Since the prohibition only applies to remote interactive gambling in New Zealand, it is not illegal for someone in the country to take part in online gambling – sports betting, online casino games, mobile pokies, housie, or poker – as long as the website is overseas as there is no specific legislation that forbids their access. As such, neither the operator nor the player is subject to any penalties. While offshore gambling is welcomed, New Zealand’s anti-advertising rules for those operators that provide overseas services are strict, with individuals risking hefty fines for infractions.
No Tax On Winnings
Rather an additional revenue source, gambling in New Zealand is still considered an enjoyable pastime, which may be why any and all winnings from real money online casinos and sports betting via sportsbooks are not taxed – no matter if the proceeds were obtained outside of the country. Unless you’re a professional poker player and your winnings are such that playing poker is your only or predominant source of income, those proceeds are not subject to tax.
Does New Zealand Allow Online Casinos?
The short answer is YES!
To summarize, all of the gambling in New Zealand is controlled by the Gambling Act of 2003 and its subsequent revisions, minor as they may be. In order to buy scratch cards and participate in the lottery, sports betting and horse races in the country, you must be 18 years or older, while the age to join a land-based casino there is 20 and up.

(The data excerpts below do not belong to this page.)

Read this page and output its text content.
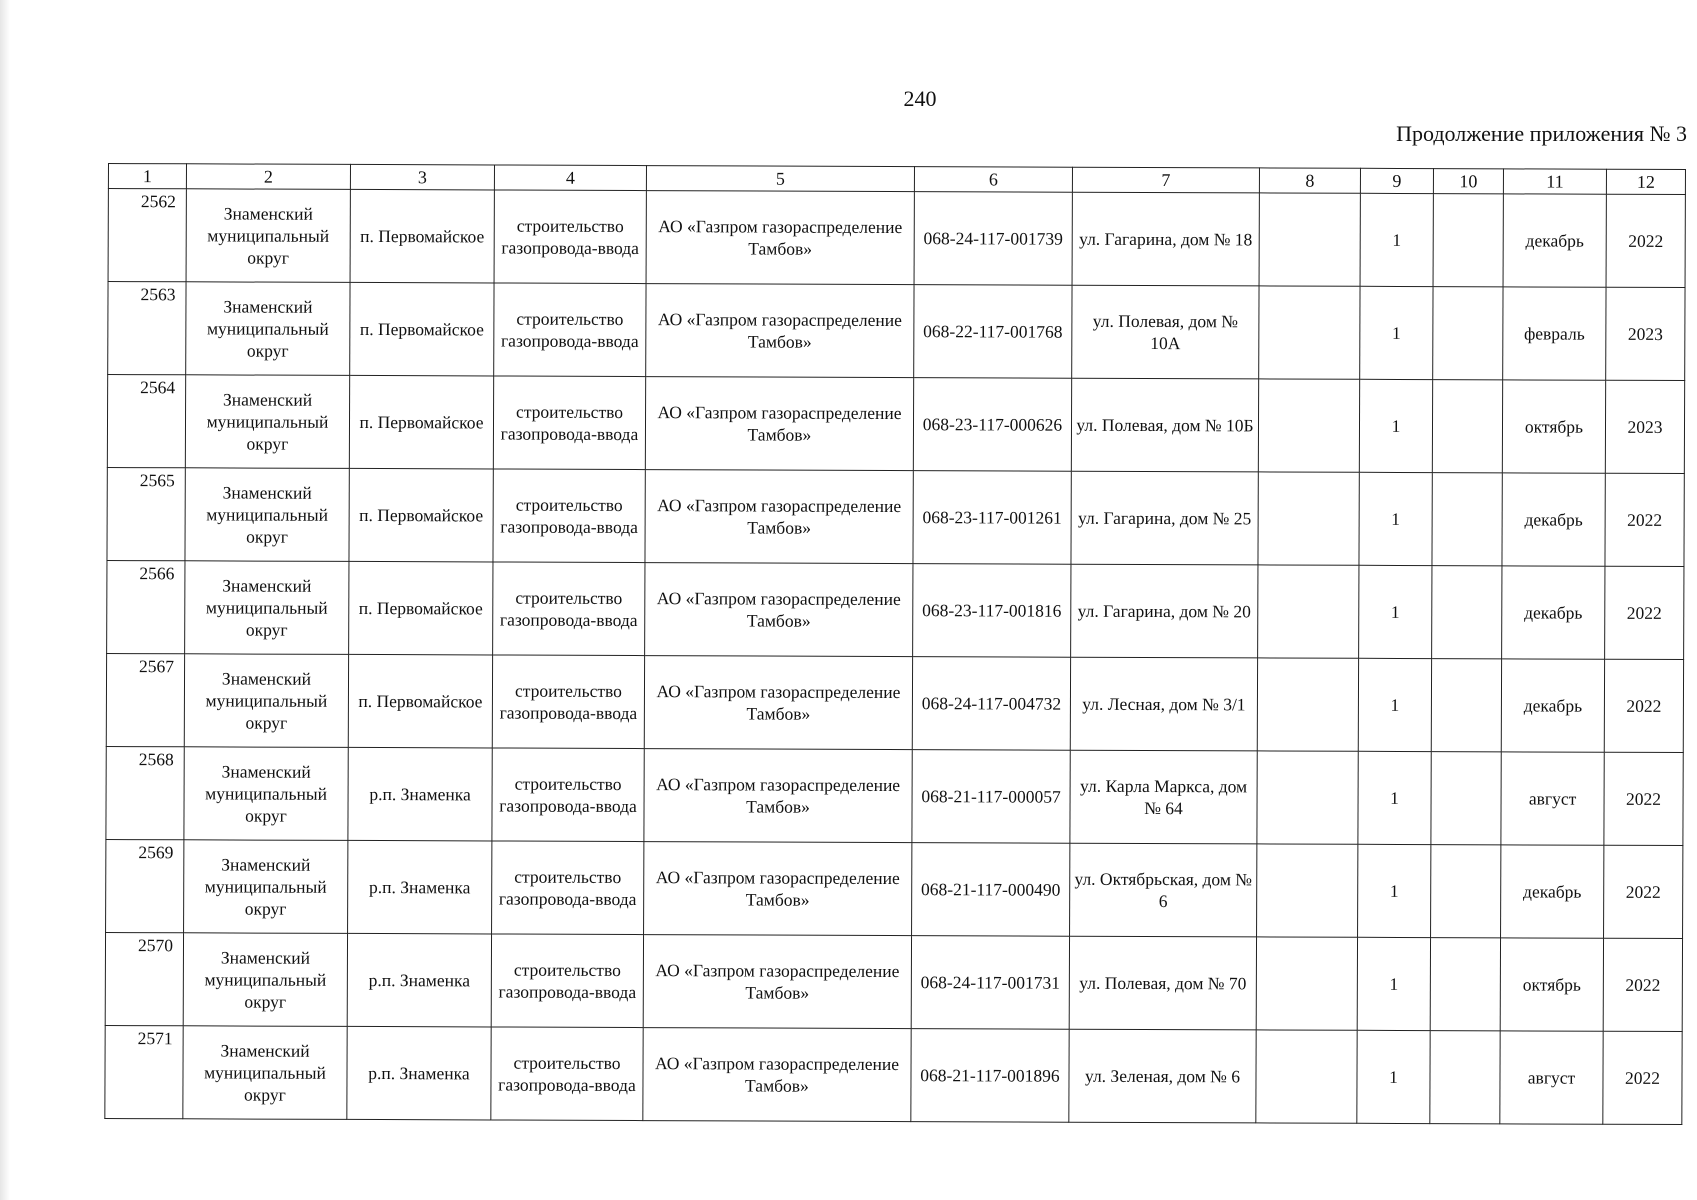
240
Продолжение приложения № 3
1	2	3	4	5	6	7	8	9	10	11	12
2562	Знаменский муниципальный округ	п. Первомайское	строительство газопровода-ввода	АО «Газпром газораспределение Тамбов»	068-24-117-001739	ул. Гагарина, дом № 18		1		декабрь	2022
2563	Знаменский муниципальный округ	п. Первомайское	строительство газопровода-ввода	АО «Газпром газораспределение Тамбов»	068-22-117-001768	ул. Полевая, дом № 10А		1		февраль	2023
2564	Знаменский муниципальный округ	п. Первомайское	строительство газопровода-ввода	АО «Газпром газораспределение Тамбов»	068-23-117-000626	ул. Полевая, дом № 10Б		1		октябрь	2023
2565	Знаменский муниципальный округ	п. Первомайское	строительство газопровода-ввода	АО «Газпром газораспределение Тамбов»	068-23-117-001261	ул. Гагарина, дом № 25		1		декабрь	2022
2566	Знаменский муниципальный округ	п. Первомайское	строительство газопровода-ввода	АО «Газпром газораспределение Тамбов»	068-23-117-001816	ул. Гагарина, дом № 20		1		декабрь	2022
2567	Знаменский муниципальный округ	п. Первомайское	строительство газопровода-ввода	АО «Газпром газораспределение Тамбов»	068-24-117-004732	ул. Лесная, дом № 3/1		1		декабрь	2022
2568	Знаменский муниципальный округ	р.п. Знаменка	строительство газопровода-ввода	АО «Газпром газораспределение Тамбов»	068-21-117-000057	ул. Карла Маркса, дом № 64		1		август	2022
2569	Знаменский муниципальный округ	р.п. Знаменка	строительство газопровода-ввода	АО «Газпром газораспределение Тамбов»	068-21-117-000490	ул. Октябрьская, дом № 6		1		декабрь	2022
2570	Знаменский муниципальный округ	р.п. Знаменка	строительство газопровода-ввода	АО «Газпром газораспределение Тамбов»	068-24-117-001731	ул. Полевая, дом № 70		1		октябрь	2022
2571	Знаменский муниципальный округ	р.п. Знаменка	строительство газопровода-ввода	АО «Газпром газораспределение Тамбов»	068-21-117-001896	ул. Зеленая, дом № 6		1		август	2022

Any and all gambling activities that are not within the authority of the 2003 Act are still prohibited/illegal. However, New Zealanders are free to join online casinos, gambling sites, and sportsbooks provided by operators/companies based in other countries without having to worry about conflicting with any local regulations.
Considering the current state of New Zealand’s online casino market and the dynamic and fast-changing nature of the gambling environment, it will be interesting to see how the rules and regulations governing those associated enterprises in the country change over time.